The Turner Prize is unfailingly controversial. Each year the finalists in the Tate Gallery's leading contemporary art prize are attacked for setting out to shock their audience, rather than to make art. One year Chris Ofili's elephant dung was in the doghouse; the next, Tracey Emin's dirty, unmade bed upset visitors. Two years later conventional art lovers were affronted by Martin Creed's simple and ultimately award-winning room featuring only a light switch.
But the controversy now breaking around one of the nominated works of art this year cannot be dismissed as a clever gimmick. At the last minute, the centerpiece of a challenging display put together by Turner finalists Langlands and Bell has been withdrawn from the competition because it has fallen foul of the law.
PHOTO: AFP
The unexpected decision, taken by the artists on the advice of the Tate Gallery lawyers, will leave a big hole in the prestigious annual exhibition of the shortlisted artists, which was due to open its doors to the public tomorrow.
The Tate became aware of the legal problem at the end of last week, just as the show was being put up. With regret the artists were told, in an unprecedented development, that the artwork would have to be withdrawn immediately if the gallery was to avoid the possibility of prosecution.
The legal issue revolves around a 12-minute film made by the artistic duo of Ben Langlands and Nikki Bell while they were in Kabul in 2002. The artists had been commissioned to go to Afghanistan by the Imperial War Museum to create art that responded to the situation in the country following the toppling of the Taliban regime.
The film they shot there depicted the trial of a man in the supreme court of the Afghan capital.
"We just went into the court and sat down in one of the rows with our video camera," Ben Langlands said.
The resulting trial footage was to have dominated their exhibit in the Tate and to have provided the context for their other pieces, including a photographic work which uses the acronyms, icons and symbols of all the different aid agencies working in Afghanistan at the time and a virtual reality tour of the home of Osama bin Laden.
Now, due to the start of the Old Bailey trial of another man, Faryadi Sarwar Zardad, who is charged with "conspiracy to torture" and "conspiracy to take hostages," the Langlands and Bell film has been judged potentially prejudicial to the new proceedings.
"We can't pretend we didn't make this film. The film exists," Nikki Bell said. "But for the sake of the witnesses we will go along with the advice we have been given."
At the start of the Zardad trial the Attorney General, Lord Goldsmith, told the court that the defendant, who has lived in south London for several years and worked, among other things, as a pizza chef, is accused of overseeing the torture, imprisonment and murder of innocent people.
His case represents a legal landmark in its own right since it is the first time a British criminal court has tried alleged crimes which were committed abroad, especially as neither the defendant nor the alleged victims were British.
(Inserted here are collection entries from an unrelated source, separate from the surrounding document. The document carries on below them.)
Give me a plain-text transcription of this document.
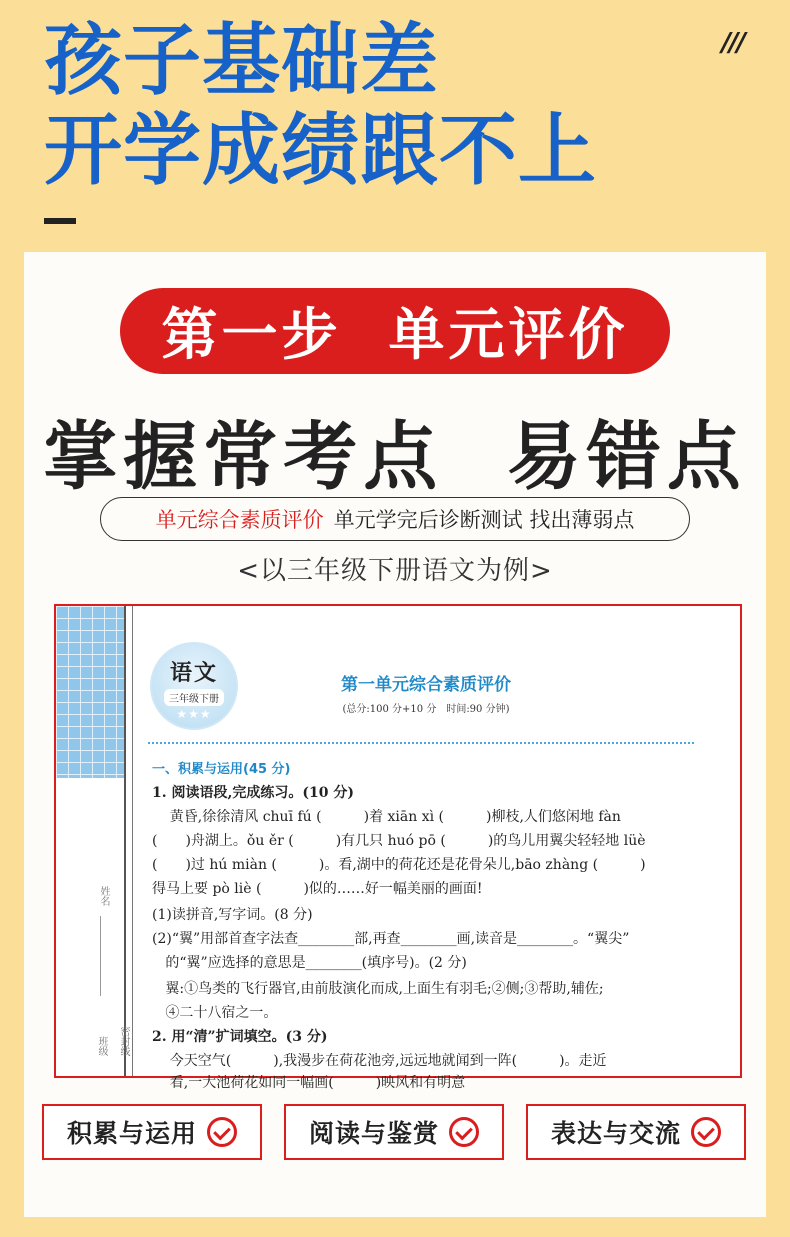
孩子基础差
开学成绩跟不上
///
第一步  单元评价
掌握常考点  易错点
单元综合素质评价 单元学完后诊断测试 找出薄弱点
<以三年级下册语文为例>
姓名
密封线
班级
语文
三年级下册
★★★
第一单元综合素质评价
(总分:100 分+10 分　时间:90 分钟)
一、积累与运用(45 分)
1. 阅读语段,完成练习。(10 分)
黄昏,徐徐清风 chuī fú (　　　)着 xiān xì (　　　)柳枝,人们悠闲地 fàn
(　　)舟湖上。ǒu ěr (　　　)有几只 huó pō (　　　)的鸟儿用翼尖轻轻地 lüè
(　　)过 hú miàn (　　　)。看,湖中的荷花还是花骨朵儿,bāo zhàng (　　　)
得马上要 pò liè (　　　)似的……好一幅美丽的画面!
(1)读拼音,写字词。(8 分)
(2)“翼”用部首查字法查________部,再查________画,读音是________。“翼尖”
的“翼”应选择的意思是________(填序号)。(2 分)
翼:①鸟类的飞行器官,由前肢演化而成,上面生有羽毛;②侧;③帮助,辅佐;
④二十八宿之一。
2. 用“清”扩词填空。(3 分)
今天空气(　　　),我漫步在荷花池旁,远远地就闻到一阵(　　　)。走近
看,一大池荷花如同一幅画(　　　)映风和有明意
积累与运用	阅读与鉴赏	表达与交流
Lord Goldsmith explained to the court that "there are some crimes which are so heinous, such an affront to justice, that they can be tried in any country."
Zardad denies the charges against him and is defended by Cherie Booth's legal chambers, Matrix Law.
The two artists affected by the decision are now planning to ask the Tate if they can project a legal notice to explain the missing film. The notice would fill the gallery wall on which their film was originally to have been shown. Langlands and Bell, who have been working together for a decade, are best known for architectural work and pieces using models.
The extraordinary withdrawal of the film is, in fact, strangely in keeping with the mood of the Turner Prize show that opens to the public this week. Three of the nominated artists, Jeremy Deller, Yinka Shonibare and Langlands and Bell, have all chosen work with a serious theme and a relevance to world politics.
Jeremy Deller has made a film about US President George W. Bush and Texas, while Yinka Shonibare has recreated the assassination of King Gustav III of Sweden in 1792 in order to draw parallels with modern political fears.
And while Kutlug Ataman, the final shortlisted artist, has not created a work which deals directly with politics, he has revealed that he was the victim of torture during his youth in Turkey. As a young man in 1980 he filmed a protest march and was arrested by the police and held in captivity for 38 days, on 28 of which he says he was tortured.
No one would have predicted it, but it seems the Turner Prize is unremittingly grown-up this year. For once it will be hard for critics to dismiss it as a mere sideshow.